Hepatitis C Information:

Hepatits C is a blood-borne viral disease which can cause liver inflamation, fibrosis, cirrhosis and liver cancer. The Hepatitis C virus (HCV) is spread by blood-to-blood contact with infected person's blood. Many people with HCV infection have no symptoms and are unaware of the need to seek treatment. Hepatitis C infects an estimated 150-200 million people worldwide. It is the leading cause of liver Transplant...

Hepatitis C is an inflamation of the liver caused by infection with the Hepatitis C virus is one of the five known hepatitis viruses: A, B, C, D & E. Hepatitis C was previousley known as non-A non-B hepatitis prior to isolation of the virus in 1989.

Symptoms of Acute Hepatitis C:

Acute Hepatitis C refers to first 6 months after infection with HCV. Remarkably, 60% - 70% of people develop no symptoms during the acute phase. In the minority of patients who experience acute phase symptoms, thet are generally mild and non-specific, and rarely lead to specific diagnoses of Hepatitis C. Symptoms of acute hepatitis C include decreased appetite, fatigue, abdominal pain, jaundice, itching and flu-like symptoms.
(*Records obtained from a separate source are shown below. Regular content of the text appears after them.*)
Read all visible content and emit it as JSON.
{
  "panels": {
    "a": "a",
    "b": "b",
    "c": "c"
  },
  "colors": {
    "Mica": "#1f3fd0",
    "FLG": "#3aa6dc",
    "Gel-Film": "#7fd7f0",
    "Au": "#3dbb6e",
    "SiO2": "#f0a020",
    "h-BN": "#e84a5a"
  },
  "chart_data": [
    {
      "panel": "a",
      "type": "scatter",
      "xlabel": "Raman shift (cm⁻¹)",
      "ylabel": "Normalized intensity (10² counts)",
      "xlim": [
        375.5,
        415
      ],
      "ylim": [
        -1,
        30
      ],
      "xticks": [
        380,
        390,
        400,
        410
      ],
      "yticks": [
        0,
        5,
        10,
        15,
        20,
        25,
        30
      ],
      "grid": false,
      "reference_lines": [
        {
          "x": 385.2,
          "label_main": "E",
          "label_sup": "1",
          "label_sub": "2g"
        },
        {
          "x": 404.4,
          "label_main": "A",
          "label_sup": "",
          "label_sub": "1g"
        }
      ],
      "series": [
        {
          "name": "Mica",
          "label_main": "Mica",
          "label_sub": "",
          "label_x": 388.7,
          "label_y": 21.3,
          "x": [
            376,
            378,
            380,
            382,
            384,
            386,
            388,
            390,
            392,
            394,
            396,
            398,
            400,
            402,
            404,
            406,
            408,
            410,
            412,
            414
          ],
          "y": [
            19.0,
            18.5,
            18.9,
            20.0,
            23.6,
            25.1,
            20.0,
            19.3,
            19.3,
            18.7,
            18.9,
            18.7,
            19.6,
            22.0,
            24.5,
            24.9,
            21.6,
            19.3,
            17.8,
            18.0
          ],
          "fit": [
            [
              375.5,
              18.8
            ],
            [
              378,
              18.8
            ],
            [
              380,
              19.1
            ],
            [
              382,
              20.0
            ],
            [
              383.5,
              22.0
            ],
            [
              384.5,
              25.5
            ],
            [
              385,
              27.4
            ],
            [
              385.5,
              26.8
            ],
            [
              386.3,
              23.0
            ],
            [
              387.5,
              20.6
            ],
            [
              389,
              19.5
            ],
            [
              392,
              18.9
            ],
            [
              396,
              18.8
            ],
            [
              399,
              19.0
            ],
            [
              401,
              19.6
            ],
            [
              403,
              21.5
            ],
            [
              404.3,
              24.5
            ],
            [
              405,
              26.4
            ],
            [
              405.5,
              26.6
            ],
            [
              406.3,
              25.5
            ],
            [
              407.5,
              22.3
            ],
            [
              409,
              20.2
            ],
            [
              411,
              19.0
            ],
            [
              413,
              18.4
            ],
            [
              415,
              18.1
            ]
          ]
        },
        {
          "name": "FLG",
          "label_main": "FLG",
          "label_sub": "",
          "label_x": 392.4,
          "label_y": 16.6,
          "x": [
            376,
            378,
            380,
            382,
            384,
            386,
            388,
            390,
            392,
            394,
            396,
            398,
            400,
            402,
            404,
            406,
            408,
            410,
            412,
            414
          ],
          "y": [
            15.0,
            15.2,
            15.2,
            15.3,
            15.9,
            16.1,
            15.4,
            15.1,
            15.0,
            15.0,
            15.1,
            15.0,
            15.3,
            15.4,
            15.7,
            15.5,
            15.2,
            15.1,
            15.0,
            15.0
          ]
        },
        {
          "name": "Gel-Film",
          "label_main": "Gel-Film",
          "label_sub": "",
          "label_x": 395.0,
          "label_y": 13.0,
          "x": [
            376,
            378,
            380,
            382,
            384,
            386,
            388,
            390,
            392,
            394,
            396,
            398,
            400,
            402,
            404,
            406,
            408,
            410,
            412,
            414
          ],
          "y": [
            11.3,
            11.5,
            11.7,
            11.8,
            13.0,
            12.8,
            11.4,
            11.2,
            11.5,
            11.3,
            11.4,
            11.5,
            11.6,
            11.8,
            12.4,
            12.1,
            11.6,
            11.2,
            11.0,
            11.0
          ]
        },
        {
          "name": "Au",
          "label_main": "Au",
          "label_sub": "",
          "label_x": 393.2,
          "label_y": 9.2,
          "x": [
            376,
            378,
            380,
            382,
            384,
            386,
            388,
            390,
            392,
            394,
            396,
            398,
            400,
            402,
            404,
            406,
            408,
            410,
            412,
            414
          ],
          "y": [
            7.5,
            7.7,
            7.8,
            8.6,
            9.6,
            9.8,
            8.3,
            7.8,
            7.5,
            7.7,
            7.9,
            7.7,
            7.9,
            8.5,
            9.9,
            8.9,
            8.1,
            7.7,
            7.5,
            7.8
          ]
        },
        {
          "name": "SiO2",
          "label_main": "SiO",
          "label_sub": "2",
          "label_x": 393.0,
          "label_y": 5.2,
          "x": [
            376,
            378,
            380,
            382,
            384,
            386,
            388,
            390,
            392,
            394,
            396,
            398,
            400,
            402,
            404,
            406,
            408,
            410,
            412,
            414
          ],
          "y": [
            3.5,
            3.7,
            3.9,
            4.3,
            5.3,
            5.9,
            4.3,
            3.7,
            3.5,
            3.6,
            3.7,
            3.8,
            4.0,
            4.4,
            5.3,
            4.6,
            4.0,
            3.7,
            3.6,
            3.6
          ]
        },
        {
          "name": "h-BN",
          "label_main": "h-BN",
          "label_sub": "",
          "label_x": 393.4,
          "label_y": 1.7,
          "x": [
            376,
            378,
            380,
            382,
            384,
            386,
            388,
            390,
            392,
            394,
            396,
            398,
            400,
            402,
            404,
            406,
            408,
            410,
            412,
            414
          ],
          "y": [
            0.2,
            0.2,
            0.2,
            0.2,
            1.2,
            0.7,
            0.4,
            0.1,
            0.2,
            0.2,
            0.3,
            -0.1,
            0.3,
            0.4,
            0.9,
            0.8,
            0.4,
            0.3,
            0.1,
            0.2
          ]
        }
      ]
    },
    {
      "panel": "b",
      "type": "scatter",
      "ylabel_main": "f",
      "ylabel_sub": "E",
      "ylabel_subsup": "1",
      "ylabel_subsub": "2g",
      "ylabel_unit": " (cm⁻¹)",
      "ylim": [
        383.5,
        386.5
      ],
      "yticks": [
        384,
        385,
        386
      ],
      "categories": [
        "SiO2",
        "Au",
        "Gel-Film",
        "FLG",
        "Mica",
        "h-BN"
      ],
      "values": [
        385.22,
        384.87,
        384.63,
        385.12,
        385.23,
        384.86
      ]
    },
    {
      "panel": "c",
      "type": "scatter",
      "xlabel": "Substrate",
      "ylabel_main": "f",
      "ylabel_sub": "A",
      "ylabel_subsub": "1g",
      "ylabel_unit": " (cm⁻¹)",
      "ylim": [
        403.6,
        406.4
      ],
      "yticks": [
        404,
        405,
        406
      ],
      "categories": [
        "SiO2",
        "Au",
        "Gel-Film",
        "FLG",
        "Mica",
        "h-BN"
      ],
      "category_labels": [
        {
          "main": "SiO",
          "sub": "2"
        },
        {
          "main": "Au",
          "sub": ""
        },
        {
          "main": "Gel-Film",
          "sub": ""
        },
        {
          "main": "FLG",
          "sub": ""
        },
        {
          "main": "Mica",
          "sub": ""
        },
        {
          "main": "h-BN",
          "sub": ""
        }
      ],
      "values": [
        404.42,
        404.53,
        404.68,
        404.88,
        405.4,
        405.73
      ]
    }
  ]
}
Symptoms of Chronic Hepatitis C:

Chronic Hepatitis C is defined as infection with the Hepatitis C virus persisting for more than six months. The course of chronic hepatitis C varies considerably from one person to another. Virtually all people infected with HCV have evidence of inflamation on liver biopsy however, the rate of progression of liver scarring (fibrosis) shows significant inter-individual variability.